Homeowners are quickly seeing the value of resiliency and batteries can combine with fuel-powered generators just as well as they can with solar. That applies universally, Von Burg said, not just in California.

“The truth is, energy storage is thought of as optimising and creating efficiencies for renewables. Batteries create efficiencies for generators just as much. Especially when we think about Island communities, very remote territories in the US or overseas, clinics, hospitals, schools, communities spend enormous amounts of money on fuel to feed generators. Introduce even a small bank of batteries, the generator comes on and runs for two hours or less, charges up the battery, then they can shut it off.

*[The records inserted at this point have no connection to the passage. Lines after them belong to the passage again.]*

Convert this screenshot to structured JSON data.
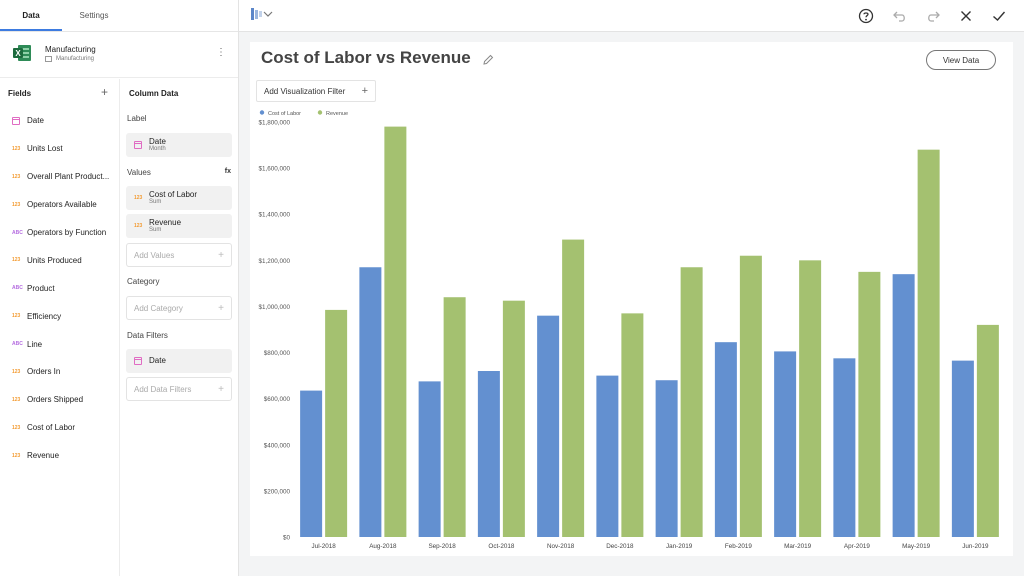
{
  "tabs": [
    {
      "label": "Data"
    },
    {
      "label": "Settings"
    }
  ],
  "source": {
    "name": "Manufacturing",
    "sheet": "Manufacturing"
  },
  "fields": {
    "title": "Fields",
    "items": [
      {
        "label": "Date",
        "type": "date"
      },
      {
        "label": "Units Lost",
        "type": "123"
      },
      {
        "label": "Overall Plant Product...",
        "type": "123"
      },
      {
        "label": "Operators Available",
        "type": "123"
      },
      {
        "label": "Operators by Function",
        "type": "ABC"
      },
      {
        "label": "Units Produced",
        "type": "123"
      },
      {
        "label": "Product",
        "type": "ABC"
      },
      {
        "label": "Efficiency",
        "type": "123"
      },
      {
        "label": "Line",
        "type": "ABC"
      },
      {
        "label": "Orders In",
        "type": "123"
      },
      {
        "label": "Orders Shipped",
        "type": "123"
      },
      {
        "label": "Cost of Labor",
        "type": "123"
      },
      {
        "label": "Revenue",
        "type": "123"
      }
    ]
  },
  "column_data": {
    "title": "Column Data",
    "label_section": "Label",
    "label_pill": {
      "name": "Date",
      "sub": "Month"
    },
    "values_section": "Values",
    "fx": "fx",
    "values": [
      {
        "name": "Cost of Labor",
        "sub": "Sum",
        "type": "123"
      },
      {
        "name": "Revenue",
        "sub": "Sum",
        "type": "123"
      }
    ],
    "add_values": "Add Values",
    "category_section": "Category",
    "add_category": "Add Category",
    "filters_section": "Data Filters",
    "filter_pill": {
      "name": "Date"
    },
    "add_filters": "Add Data Filters"
  },
  "card": {
    "title": "Cost of Labor vs Revenue",
    "view_data": "View Data",
    "add_filter": "Add Visualization Filter"
  },
  "icons": {
    "help": "help-circle-icon",
    "undo": "undo-icon",
    "redo": "redo-icon",
    "close": "close-icon",
    "confirm": "check-icon",
    "edit": "pencil-icon"
  },
  "chart_data": {
    "type": "bar",
    "categories": [
      "Jul-2018",
      "Aug-2018",
      "Sep-2018",
      "Oct-2018",
      "Nov-2018",
      "Dec-2018",
      "Jan-2019",
      "Feb-2019",
      "Mar-2019",
      "Apr-2019",
      "May-2019",
      "Jun-2019"
    ],
    "series": [
      {
        "name": "Cost of Labor",
        "color": "#6390d0",
        "values": [
          635000,
          1170000,
          675000,
          720000,
          960000,
          700000,
          680000,
          845000,
          805000,
          775000,
          1140000,
          765000
        ]
      },
      {
        "name": "Revenue",
        "color": "#a4c170",
        "values": [
          985000,
          1780000,
          1040000,
          1025000,
          1290000,
          970000,
          1170000,
          1220000,
          1200000,
          1150000,
          1680000,
          920000
        ]
      }
    ],
    "ylim": [
      0,
      1800000
    ],
    "yticks": [
      "$0",
      "$200,000",
      "$400,000",
      "$600,000",
      "$800,000",
      "$1,000,000",
      "$1,200,000",
      "$1,400,000",
      "$1,600,000",
      "$1,800,000"
    ],
    "legend": "top-left",
    "grid": false
  }
}
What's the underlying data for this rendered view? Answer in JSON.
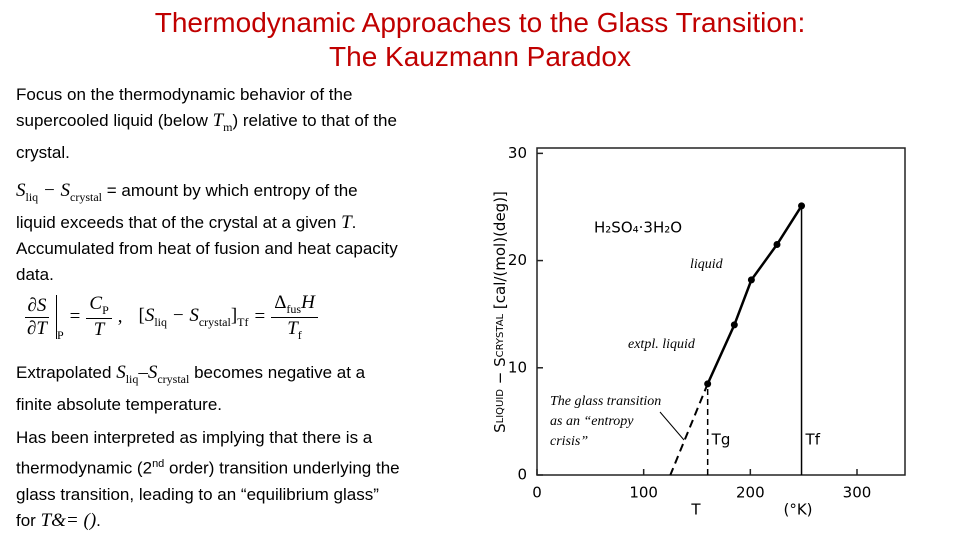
{
  "header": {
    "title": [
      "Thermodynamic Approaches to the Glass Transition:",
      "The Kauzmann Paradox"
    ]
  },
  "paragraphs": [
    [
      "Focus on the thermodynamic behavior of the supercooled liquid (below ",
      "T",
      "m",
      ") relative to that of the crystal."
    ],
    [
      "S",
      "liq",
      " − S",
      "crystal",
      " = amount by which entropy of the liquid exceeds that of the crystal at a given ",
      "T",
      ".  Accumulated from heat of fusion and heat capacity data."
    ],
    [
      "Extrapolated ",
      "S",
      "liq",
      "–S",
      "crystal",
      " becomes negative at a finite absolute temperature."
    ],
    [
      "Has been interpreted as implying that there is a thermodynamic (2",
      "nd",
      " order) transition underlying the glass transition, leading to an “equilibrium glass” for ",
      "T",
      "&= ()",
      "."
    ]
  ],
  "equation": {
    "lhs_num": "∂S",
    "lhs_den": "∂T",
    "lhs_sub": "P",
    "rhs_num": "C",
    "rhs_num_sub": "P",
    "rhs_den": "T",
    "sep": ",",
    "bracket": [
      "[",
      "S",
      "liq",
      " − S",
      "crystal",
      "]"
    ],
    "bracket_sub": "Tf",
    "eq": "=",
    "frac_num": [
      "Δ",
      "fus",
      "H"
    ],
    "frac_den": [
      "T",
      "f"
    ]
  },
  "figure": {
    "type": "line",
    "compound": "H₂SO₄·3H₂O",
    "y_label": [
      "S",
      "LIQUID",
      " − S",
      "CRYSTAL",
      "  [cal/(mol)(deg)]"
    ],
    "x_label": "T",
    "x_unit": "(°K)",
    "xlim": [
      0,
      345
    ],
    "ylim": [
      0,
      30.5
    ],
    "xticks": [
      0,
      100,
      200,
      300
    ],
    "yticks": [
      0,
      10,
      20,
      30
    ],
    "series": [
      {
        "name": "liquid",
        "color": "#000000",
        "x": [
          160,
          185,
          201,
          225,
          248
        ],
        "values": [
          8.5,
          14,
          18.2,
          21.5,
          25.1
        ]
      }
    ],
    "extrapolation": {
      "name": "extpl. liquid",
      "x": [
        160,
        125
      ],
      "values": [
        8.5,
        0
      ]
    },
    "markers": [
      {
        "label": "Tg",
        "x": 160,
        "dashed": true
      },
      {
        "label": "Tf",
        "x": 248,
        "dashed": false
      }
    ],
    "annotation": [
      "The glass transition",
      "as an “entropy",
      "crisis”"
    ]
  }
}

So, the economics are tremendous and that plays out across all markets.”

The SimpliPhi CEO noted that a recent US government report put the cost of upgrading the country’s transmission grid and generation infrastructure at more than US$3.5 trillion, to enable carbon-free electricity by 2035. Meanwhile power outages cost US businesses about US$150 billion in the past year in lost income and productivity.

And it’s not just the cost that matters, transmission upgrades can have a development cycle of up to a decade.

That puts the US in a position of facing “power outages, severe economic losses, and failing infrastructure,” Von Berg says.

“We don’t have five to 10 years to work through the regulatory issues, and we certainly don’t have as a country US$3.5 trillion to invest, and that’s as it stands now. So really, what’s the solution to creating access to power that’s reliable, and that’s resilient? It’s customer sited assets, it’s generators, batteries, rooftop solar etc.”

Not long ago, there was much talk of ‘grid defection’ in the energy industry, of residential customers essentially choosing to go off-grid and end their relationship with utilities. These days, that term isn’t heard so much, and Von Berg says that it’s critical for companies like SimpliPhi to work with utilities.

“They (utilities) could get in the game to owning distributed assets. It would be a way for them to shut off the centralised grid, and still meet their mandate and promise to customers that they will deliver reliable power.”